Let $f(x): \Bbb R \to \Bbb Z: x\to \lfloor x \rfloor$ be the floor function which gives the first real number that is less than or equal to $x$. And we also have $n$ which is a natural number (it belongs to $\Bbb N$ i.e. $1,2,3,4,...$). I want to find what $\lfloor nx\rfloor$ equals to. ($n$ is natural but $x$ is real)
For example, I know that $\lfloor 2x\rfloor = \lfloor x\rfloor +\lfloor x+1/2\rfloor$. I want to know is this equation right or not? $\lfloor nx\rfloor =(n-1)\lfloor x\rfloor + \lfloor x+\frac{n-1}{n}\rfloor$. If it is true, then I want a proof. If it is not, then my question is does $\lfloor nx\rfloor$ has any formula like $\lfloor 2x\rfloor$ or not?
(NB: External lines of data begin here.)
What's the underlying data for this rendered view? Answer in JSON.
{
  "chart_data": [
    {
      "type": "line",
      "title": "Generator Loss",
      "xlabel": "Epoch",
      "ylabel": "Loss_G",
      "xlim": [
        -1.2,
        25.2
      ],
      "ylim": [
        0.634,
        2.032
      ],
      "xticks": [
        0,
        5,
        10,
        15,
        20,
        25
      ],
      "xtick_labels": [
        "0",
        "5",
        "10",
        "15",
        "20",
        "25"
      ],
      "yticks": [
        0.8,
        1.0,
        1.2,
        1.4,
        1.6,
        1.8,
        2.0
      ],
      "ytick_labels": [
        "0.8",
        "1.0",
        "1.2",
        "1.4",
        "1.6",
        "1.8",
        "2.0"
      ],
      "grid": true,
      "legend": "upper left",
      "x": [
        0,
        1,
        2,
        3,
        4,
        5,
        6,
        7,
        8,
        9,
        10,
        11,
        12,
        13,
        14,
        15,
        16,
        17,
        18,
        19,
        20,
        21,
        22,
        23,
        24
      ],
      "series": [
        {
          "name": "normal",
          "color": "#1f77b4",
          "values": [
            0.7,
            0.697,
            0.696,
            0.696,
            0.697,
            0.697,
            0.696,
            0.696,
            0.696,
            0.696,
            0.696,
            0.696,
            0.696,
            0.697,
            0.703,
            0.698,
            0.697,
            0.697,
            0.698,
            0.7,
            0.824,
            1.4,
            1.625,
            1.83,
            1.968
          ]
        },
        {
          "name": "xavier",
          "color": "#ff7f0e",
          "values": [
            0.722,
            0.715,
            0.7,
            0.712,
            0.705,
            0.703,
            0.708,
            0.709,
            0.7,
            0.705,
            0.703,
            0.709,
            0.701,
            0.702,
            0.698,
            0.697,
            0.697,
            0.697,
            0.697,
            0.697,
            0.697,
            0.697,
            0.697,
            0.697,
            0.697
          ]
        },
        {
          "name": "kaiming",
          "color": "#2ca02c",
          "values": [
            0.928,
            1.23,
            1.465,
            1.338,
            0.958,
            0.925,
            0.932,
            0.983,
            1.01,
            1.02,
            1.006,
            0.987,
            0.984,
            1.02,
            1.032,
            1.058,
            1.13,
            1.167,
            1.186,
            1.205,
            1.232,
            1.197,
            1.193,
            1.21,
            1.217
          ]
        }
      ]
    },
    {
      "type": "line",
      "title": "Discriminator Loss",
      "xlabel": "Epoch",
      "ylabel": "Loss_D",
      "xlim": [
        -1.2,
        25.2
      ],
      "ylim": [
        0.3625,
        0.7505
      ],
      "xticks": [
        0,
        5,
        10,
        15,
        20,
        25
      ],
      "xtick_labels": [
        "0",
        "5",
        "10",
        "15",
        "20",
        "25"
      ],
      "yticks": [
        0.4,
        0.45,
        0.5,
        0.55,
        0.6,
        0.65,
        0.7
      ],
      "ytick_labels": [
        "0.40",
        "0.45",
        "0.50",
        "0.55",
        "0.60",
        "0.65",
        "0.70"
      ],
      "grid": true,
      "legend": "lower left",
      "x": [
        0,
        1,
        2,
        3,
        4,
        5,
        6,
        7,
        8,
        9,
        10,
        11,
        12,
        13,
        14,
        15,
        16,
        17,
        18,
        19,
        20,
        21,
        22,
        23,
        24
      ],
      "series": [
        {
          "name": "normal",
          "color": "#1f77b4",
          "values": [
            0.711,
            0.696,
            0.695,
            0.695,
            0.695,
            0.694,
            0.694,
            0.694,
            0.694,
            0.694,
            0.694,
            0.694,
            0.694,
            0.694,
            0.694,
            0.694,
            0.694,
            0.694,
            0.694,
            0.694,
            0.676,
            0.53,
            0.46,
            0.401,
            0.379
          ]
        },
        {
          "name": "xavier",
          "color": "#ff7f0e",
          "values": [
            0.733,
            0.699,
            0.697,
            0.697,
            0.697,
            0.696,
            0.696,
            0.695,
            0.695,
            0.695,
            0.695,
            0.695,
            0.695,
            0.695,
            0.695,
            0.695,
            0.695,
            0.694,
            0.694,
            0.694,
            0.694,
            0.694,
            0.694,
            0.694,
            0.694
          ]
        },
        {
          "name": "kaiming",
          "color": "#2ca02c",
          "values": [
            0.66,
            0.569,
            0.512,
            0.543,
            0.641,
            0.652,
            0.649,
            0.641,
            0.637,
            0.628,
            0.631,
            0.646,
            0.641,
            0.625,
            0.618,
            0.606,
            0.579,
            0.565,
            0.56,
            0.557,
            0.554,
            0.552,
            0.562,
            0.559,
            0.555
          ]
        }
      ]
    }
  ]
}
$$\left\lfloor nx\right\rfloor=\left\lfloor x\right\rfloor+\left\lfloor x+\frac1n\right\rfloor+\left\lfloor x+\frac2n\right\rfloor+\cdots\left\lfloor x+\frac{n-1}n\right\rfloor.$$
Because the LHS increases by one when $x$ crosses $\dfrac kn$ for some $k$, which causes a single term in the RHS to also increase by $1$. (And the identity holds for $x=0$.)